How to Get the Most From myVIE in the First 90 Days

Last Updated:
June 8, 2026

The first 90 days with VIE are not a waiting period. The analytics engine is actively building the individual baseline for each monitored transformer — learning the relationship between load, voltage, ambient temperature, and vibration signature for each specific unit. That baseline is what every subsequent alert is measured against. Getting it right during this window matters for everything that follows.

Week One to Two: Get Familiar With the Data

Before the initial health report review with your VIE application engineer, spend time in myVIE looking at the incoming data without interpreting it as alerts. The goal in this period is pattern recognition, not action.

Notice what each transformer's metrics look like under different load conditions. Notice how the vibration signature changes at different times of day, at different ambient temperatures, and at different loading levels. The variation you see is normal.
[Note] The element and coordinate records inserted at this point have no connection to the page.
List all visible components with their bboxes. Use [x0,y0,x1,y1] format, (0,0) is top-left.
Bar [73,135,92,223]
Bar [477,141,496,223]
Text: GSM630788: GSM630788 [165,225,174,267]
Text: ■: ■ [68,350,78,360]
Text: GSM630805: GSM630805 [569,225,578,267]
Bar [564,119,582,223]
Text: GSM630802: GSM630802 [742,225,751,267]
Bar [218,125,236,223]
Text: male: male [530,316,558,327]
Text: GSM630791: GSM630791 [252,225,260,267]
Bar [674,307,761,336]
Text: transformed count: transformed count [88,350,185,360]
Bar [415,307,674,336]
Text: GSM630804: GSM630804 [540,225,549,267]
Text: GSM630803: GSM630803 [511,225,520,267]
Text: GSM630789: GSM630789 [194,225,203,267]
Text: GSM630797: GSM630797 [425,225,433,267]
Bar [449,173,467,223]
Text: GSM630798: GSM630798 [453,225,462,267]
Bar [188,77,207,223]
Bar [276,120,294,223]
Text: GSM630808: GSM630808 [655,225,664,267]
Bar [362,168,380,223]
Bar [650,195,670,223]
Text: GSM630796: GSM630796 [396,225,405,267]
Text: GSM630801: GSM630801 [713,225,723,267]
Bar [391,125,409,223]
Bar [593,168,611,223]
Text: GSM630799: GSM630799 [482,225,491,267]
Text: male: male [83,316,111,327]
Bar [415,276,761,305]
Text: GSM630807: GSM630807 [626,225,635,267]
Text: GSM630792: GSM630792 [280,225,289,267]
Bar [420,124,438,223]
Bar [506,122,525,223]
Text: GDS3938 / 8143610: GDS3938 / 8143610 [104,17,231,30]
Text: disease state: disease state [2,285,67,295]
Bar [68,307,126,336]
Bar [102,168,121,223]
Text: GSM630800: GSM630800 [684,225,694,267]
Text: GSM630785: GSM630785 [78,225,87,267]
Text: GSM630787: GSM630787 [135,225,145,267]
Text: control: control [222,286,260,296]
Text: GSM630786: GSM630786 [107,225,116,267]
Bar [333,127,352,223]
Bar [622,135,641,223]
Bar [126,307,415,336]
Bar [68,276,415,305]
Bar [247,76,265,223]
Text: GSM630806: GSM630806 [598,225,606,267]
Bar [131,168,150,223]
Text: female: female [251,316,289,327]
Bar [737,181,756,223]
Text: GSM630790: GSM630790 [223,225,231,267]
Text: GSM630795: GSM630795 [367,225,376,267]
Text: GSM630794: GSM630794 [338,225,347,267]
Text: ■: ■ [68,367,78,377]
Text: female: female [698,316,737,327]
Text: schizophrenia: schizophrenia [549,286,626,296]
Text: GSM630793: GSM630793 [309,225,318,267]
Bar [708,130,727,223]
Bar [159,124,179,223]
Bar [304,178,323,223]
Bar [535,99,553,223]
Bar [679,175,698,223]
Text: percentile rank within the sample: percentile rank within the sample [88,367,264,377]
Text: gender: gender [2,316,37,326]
It is what the analytics engine is using to separate condition-driven changes from load-driven changes.

If you see a metric value that looks high or unusual, do not act on it immediately. Note it and bring it to the initial health report review. The analytics engine has context you cannot see in a snapshot view.
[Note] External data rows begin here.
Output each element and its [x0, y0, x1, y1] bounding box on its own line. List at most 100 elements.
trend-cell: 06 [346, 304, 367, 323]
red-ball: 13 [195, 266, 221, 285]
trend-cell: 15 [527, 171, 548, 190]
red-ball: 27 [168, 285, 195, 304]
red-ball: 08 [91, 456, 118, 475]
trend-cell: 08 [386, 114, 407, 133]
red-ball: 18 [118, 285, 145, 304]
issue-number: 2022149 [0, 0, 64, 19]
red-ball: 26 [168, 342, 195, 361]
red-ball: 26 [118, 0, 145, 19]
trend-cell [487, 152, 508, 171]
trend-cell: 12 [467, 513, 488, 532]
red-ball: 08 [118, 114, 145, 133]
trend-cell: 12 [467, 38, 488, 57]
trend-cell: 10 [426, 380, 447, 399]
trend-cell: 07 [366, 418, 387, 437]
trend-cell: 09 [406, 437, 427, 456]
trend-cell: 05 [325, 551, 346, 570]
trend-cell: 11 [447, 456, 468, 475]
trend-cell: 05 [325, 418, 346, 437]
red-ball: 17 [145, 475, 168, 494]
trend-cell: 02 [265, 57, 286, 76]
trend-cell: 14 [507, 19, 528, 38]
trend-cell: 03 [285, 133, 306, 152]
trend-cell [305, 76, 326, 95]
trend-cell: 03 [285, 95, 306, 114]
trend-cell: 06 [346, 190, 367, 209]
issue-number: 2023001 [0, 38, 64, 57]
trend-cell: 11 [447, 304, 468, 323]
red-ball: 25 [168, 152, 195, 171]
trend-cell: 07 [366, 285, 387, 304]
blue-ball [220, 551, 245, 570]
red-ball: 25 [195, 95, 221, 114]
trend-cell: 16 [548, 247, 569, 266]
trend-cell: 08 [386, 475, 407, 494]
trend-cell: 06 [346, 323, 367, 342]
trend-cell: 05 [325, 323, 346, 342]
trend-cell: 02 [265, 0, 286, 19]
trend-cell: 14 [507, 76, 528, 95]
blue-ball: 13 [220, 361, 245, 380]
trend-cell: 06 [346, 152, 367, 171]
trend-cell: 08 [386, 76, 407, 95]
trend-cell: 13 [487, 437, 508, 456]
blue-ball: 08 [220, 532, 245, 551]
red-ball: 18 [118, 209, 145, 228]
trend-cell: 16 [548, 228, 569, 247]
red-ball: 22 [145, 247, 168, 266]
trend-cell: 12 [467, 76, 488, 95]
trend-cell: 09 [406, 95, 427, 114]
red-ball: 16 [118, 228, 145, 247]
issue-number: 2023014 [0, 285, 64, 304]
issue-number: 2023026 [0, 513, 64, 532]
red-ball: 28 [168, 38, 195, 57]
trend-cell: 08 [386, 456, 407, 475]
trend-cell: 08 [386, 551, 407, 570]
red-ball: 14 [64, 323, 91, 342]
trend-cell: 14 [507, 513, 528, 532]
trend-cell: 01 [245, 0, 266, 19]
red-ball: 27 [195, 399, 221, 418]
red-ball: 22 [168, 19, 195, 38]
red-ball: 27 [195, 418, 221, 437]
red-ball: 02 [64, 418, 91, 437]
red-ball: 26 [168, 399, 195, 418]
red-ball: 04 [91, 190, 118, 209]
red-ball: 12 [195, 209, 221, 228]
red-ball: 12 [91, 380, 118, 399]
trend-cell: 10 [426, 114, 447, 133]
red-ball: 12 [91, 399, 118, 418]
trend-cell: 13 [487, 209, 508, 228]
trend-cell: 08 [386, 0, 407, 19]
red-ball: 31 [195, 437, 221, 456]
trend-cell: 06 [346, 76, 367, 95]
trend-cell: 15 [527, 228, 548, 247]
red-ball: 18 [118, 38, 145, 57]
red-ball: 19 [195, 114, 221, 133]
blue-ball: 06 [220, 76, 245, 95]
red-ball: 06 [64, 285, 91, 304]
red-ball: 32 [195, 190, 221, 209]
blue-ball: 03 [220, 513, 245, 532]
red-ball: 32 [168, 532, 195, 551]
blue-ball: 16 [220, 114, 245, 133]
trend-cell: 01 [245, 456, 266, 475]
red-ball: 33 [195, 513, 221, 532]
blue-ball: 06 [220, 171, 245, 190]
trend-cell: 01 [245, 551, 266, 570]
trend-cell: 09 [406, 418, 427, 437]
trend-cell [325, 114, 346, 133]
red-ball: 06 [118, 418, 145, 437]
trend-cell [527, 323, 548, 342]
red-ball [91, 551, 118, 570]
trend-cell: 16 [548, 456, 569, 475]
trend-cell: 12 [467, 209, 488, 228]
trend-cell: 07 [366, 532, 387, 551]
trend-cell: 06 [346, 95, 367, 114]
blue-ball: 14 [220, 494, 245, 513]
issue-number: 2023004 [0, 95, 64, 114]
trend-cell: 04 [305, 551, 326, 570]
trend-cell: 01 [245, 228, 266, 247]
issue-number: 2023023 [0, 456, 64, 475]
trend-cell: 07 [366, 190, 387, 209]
Week Three to Four: The Initial Health Report Review

VIE's application engineers will schedule the initial health report review once the baseline is sufficiently established. This is the most important meeting in the first 90 days.

The review covers: what the baseline values are for each metric on each transformer, whether any metrics flagged during the baseline period and what they indicate, how to read the health report going forward, and how to configure alert thresholds for your specific fleet.

Come to this meeting with your observations from weeks one and two. If you noticed something that looked unusual, raise it. If you know something about a specific transformer that the data might reflect — a recent through-fault on its circuit, a history of elevated loading, a repair that was completed before VIE was installed — share it. That context changes how the baseline is interpreted.

After the review, VIE's application engineers configure the alert thresholds based on what the baseline has shown and what your team identified as the appropriate response protocol.

Months One to Three: Build the Institutional Record

The first 90 days are when the habit of capturing field observations in myVIE needs to be established. Once that habit is in place, it persists. If it is not established in the first 90 days, it typically does not get established later.

Every time a technician visits a monitored transformer during this period — for any reason — record the observation in myVIE as a note on the asset. Found a cooling fin blocked? Note it. Saw evidence of oil seepage? Note it. Heard unusual noise from the unit? Note it. The note is timestamped and attached to the asset record alongside the metric data from the same period.

When a lab result comes back for an oil sample, enter it alongside the VIE oil health metric trend for the period when the sample was taken. The comparison between what VIE was showing and what the lab confirmed is the kind of calibration data that makes the monitoring program more useful over time.

Months Two to Three: Verify the Alert Configuration

After the thresholds are set and the first few weeks of monitoring are running against them, check whether the alert configuration is producing the right volume and type of alerts.

Too many alerts means the thresholds are too sensitive — the team will begin ignoring them. Too few alerts, or alerts that arrive late relative to when the metric trend was clearly moving, means the thresholds are too conservative. Adjust with your VIE application engineer.

The goal is a configuration where yellow alerts prompt a scheduled test, red alerts prompt an expedited inspection, and stable assets generate no alert noise. Getting to that configuration is an iterative process. The first 90 days are when the iteration happens most productively, because the baseline data is fresh and the application engineers are most actively engaged with your deployment.